“But it used to relate to life,” said Jim, “the life of the people who made Greek and Latin a part of everybody else’s education as well as their own. Latin and Greek were the only languages in which anything worth much was written, you know. But now”—Jim spread out his arms as if to take in the whole world—“science, the marvelous literature of our tongue in the last three centuries! And to make a child learn Latin with all that, a thousand times richer than all the literature of Latin, lying unused before him!”
“Know any Latin?” asked Mr. Hofmyer.
Jim blushed, as one caught in condemning what he knows nothing about.
“I—I have studied the grammar, and read Cæsar,” he faltered, “but that isn’t much. I had no teacher, and I had to work pretty hard, and it didn’t go very well.”
“I’ve had all the Latin they gave in the colleges of my time,” said Mr. Hofmyer, “if I do talk dialect; and I’ll agree with you so far as to say that it would have been a crime for me to neglect the chemistry, bacteriology, physics, engineering and other sciences that pertain to farmin’—if there’d been any such sciences when I was gettin’ my schoolin’.”

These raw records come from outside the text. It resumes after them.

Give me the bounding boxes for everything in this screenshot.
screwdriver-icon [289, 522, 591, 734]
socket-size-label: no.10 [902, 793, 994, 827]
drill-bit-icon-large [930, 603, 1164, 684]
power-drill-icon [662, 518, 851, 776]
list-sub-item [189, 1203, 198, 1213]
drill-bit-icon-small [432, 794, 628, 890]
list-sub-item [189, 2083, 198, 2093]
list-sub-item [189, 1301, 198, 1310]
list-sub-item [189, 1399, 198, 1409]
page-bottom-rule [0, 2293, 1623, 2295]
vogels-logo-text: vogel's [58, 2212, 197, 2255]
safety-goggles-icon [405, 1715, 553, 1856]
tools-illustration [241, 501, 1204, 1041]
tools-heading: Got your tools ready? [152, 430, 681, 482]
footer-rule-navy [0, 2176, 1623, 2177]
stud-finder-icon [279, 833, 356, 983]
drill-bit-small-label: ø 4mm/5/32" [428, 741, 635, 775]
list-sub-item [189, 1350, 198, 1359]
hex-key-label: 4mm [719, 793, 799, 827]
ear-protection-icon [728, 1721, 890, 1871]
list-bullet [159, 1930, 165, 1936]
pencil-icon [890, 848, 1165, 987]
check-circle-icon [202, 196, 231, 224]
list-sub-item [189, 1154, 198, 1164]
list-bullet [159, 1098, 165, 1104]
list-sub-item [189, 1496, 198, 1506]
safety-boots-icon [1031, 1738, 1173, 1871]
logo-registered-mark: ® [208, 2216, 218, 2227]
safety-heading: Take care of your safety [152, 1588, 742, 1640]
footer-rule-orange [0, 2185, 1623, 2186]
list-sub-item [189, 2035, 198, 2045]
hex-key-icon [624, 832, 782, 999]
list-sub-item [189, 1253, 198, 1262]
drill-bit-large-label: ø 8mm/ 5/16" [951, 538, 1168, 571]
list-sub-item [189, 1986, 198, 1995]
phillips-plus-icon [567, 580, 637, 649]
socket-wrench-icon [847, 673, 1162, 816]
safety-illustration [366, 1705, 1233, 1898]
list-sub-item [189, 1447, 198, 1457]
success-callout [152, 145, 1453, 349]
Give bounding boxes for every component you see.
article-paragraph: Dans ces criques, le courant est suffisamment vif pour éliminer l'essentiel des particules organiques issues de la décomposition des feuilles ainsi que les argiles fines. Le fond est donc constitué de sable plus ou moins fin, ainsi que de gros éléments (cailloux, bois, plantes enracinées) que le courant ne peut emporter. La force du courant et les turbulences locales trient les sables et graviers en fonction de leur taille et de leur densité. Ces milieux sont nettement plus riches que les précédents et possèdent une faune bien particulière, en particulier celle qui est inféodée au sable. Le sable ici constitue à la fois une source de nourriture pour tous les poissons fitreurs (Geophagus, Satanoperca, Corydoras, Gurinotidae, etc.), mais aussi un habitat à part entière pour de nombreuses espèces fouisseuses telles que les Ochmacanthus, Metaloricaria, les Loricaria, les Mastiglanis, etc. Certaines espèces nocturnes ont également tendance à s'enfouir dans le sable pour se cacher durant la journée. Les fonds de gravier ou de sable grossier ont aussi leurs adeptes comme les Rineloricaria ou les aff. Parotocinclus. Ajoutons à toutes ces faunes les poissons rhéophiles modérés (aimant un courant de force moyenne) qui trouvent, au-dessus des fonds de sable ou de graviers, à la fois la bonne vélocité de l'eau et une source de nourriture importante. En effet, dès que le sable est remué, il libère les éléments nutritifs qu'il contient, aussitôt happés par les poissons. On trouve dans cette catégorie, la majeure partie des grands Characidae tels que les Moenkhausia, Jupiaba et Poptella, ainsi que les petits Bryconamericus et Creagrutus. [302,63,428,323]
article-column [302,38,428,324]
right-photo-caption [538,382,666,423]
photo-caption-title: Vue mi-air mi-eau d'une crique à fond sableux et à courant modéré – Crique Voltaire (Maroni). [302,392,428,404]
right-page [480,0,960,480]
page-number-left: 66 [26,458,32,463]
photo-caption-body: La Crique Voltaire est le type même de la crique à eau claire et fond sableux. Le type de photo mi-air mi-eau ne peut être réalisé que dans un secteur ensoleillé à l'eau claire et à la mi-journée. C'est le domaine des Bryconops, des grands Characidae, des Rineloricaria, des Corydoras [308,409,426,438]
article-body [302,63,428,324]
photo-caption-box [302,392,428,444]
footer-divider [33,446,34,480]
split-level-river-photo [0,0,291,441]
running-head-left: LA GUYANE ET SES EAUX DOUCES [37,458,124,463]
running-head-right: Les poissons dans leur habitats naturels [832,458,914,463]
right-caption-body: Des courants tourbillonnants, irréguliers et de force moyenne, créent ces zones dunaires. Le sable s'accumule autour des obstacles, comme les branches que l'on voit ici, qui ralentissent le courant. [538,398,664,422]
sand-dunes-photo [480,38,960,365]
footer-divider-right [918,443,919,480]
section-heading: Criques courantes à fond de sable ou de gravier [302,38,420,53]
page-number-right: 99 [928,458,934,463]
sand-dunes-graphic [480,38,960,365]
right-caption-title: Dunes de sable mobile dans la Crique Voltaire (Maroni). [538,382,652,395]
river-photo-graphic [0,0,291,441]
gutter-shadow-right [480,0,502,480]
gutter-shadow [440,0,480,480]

“And yet,” said Jim, “some people want us to guide ourselves by the courses of study made before these sciences existed.”
“I don’t, by hokey!” said Mr. Hofmyer. “I’ll be dag-goned if you ain’t right. I wouldn’t ’a’ said so before I heard that speech—but I say so now.”
Jim’s face lighted up at this, the first convincing evidence that he had scored.
“I b’lieve, too,” went on Mr. Hofmyer, “that your idee would please our folks. I’ve been the stand-patter in our parts—mostly on English and—say German. What d’ye say to comin’ down and teachin’ our school? We’ve got a two-room affair, and I was made a committee of one to find a teacher.”
“I—I don’t see how—” Jim stammered, all taken aback by this new breeze of recognition.